Em resumo, esta campanha aérea é uma aplicação directa da «doutrina Carter» e uma advertência ao presidente Xi Jinping que tenta fechar, aqui e acolá, contratos bilaterais para aprovisionamento do seu país em hidrocarbonetos, sem passar pelo mercado internacional.
Antecipar o futuro
Desta análise, podemos concluir que:
– No período actual, os Estados Unidos não aceitam travar a guerra senão para defender os seus interesses estratégicos de contrôlo do mercado internacional de petróleo.
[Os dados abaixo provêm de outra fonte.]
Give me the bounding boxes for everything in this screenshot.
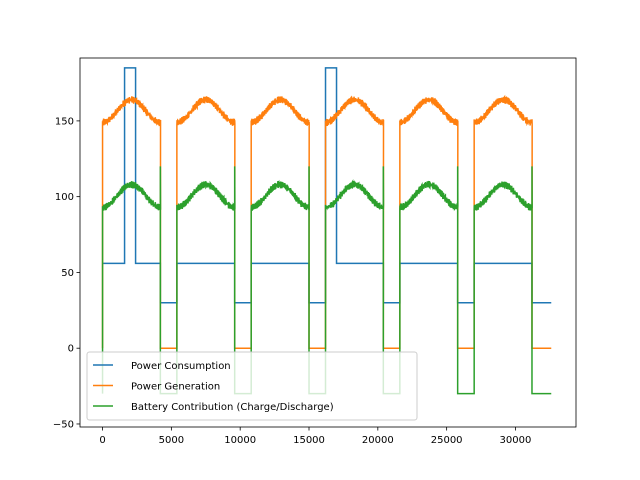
y-tick-label: 0 <box>68 344 74 355</box>
x-tick-label: 20000 <box>362 435 394 446</box>
x-tick-label: 30000 <box>500 435 532 446</box>
legend: Power Consumption Power Generation Battery… <box>86 351 418 421</box>
axes-frame <box>79 57 577 428</box>
legend-box <box>86 351 418 421</box>
x-tick-label: 0 <box>99 435 105 446</box>
legend-label: Power Generation <box>131 382 220 393</box>
x-tick-label: 15000 <box>293 435 325 446</box>
y-tick-label: −50 <box>53 419 74 430</box>
axes: 0 5000 10000 15000 20000 25000 30000 −50 0 50 100 1… <box>53 57 577 446</box>
x-tick-label: 25000 <box>431 435 463 446</box>
legend-label: Power Consumption <box>131 361 231 372</box>
x-tick-label: 10000 <box>224 435 256 446</box>
series-line-power-consumption <box>102 67 552 304</box>
x-tick-label: 5000 <box>159 435 184 446</box>
y-tick-label: 50 <box>61 268 74 279</box>
y-tick-label: 150 <box>55 116 74 127</box>
legend-label: Battery Contribution (Charge/Discharge) <box>131 402 334 413</box>
y-tick-label: 100 <box>55 192 74 203</box>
Por consequência, eles poderão entrar em guerra contra a China, mas não contra a Rússia.
– A França e a Turquia nunca conseguirão realizar os seus sonhos de recolonização. A França deveria reflectir sobre o papel que lhe foi atribuído pelo AfriCom no continente negro. Ela pode continuar a intervir em todos os Estados que tentam reaproximar-se da China (Costa do Marfim, Mali, República Centro-Africana) e restabelecer a ordem «ocidental» mas, ela não poderá, nunca mais, restaurar o seu Império colonial. A Turquia também deve baixar o tom. Mesmo que o presidente Erdoğan consiga fazer uma aliança, contra natura, entre os Irmãos muçulmanos e os oficiais kemalistas, ele deverá abandonar as suas ambições neo-otomanas. Acima de tudo, ele deveria lembrar-se que por, ao mesmo tempo, ser membro da Otan o seu país é ainda mais susceptível, do que qualquer outro, de ser vítima de um golpe de Estado pró-E.U.A, como o foram antes dele o Grego Georgios Papandreou ou o Turco Bülent Ecevit.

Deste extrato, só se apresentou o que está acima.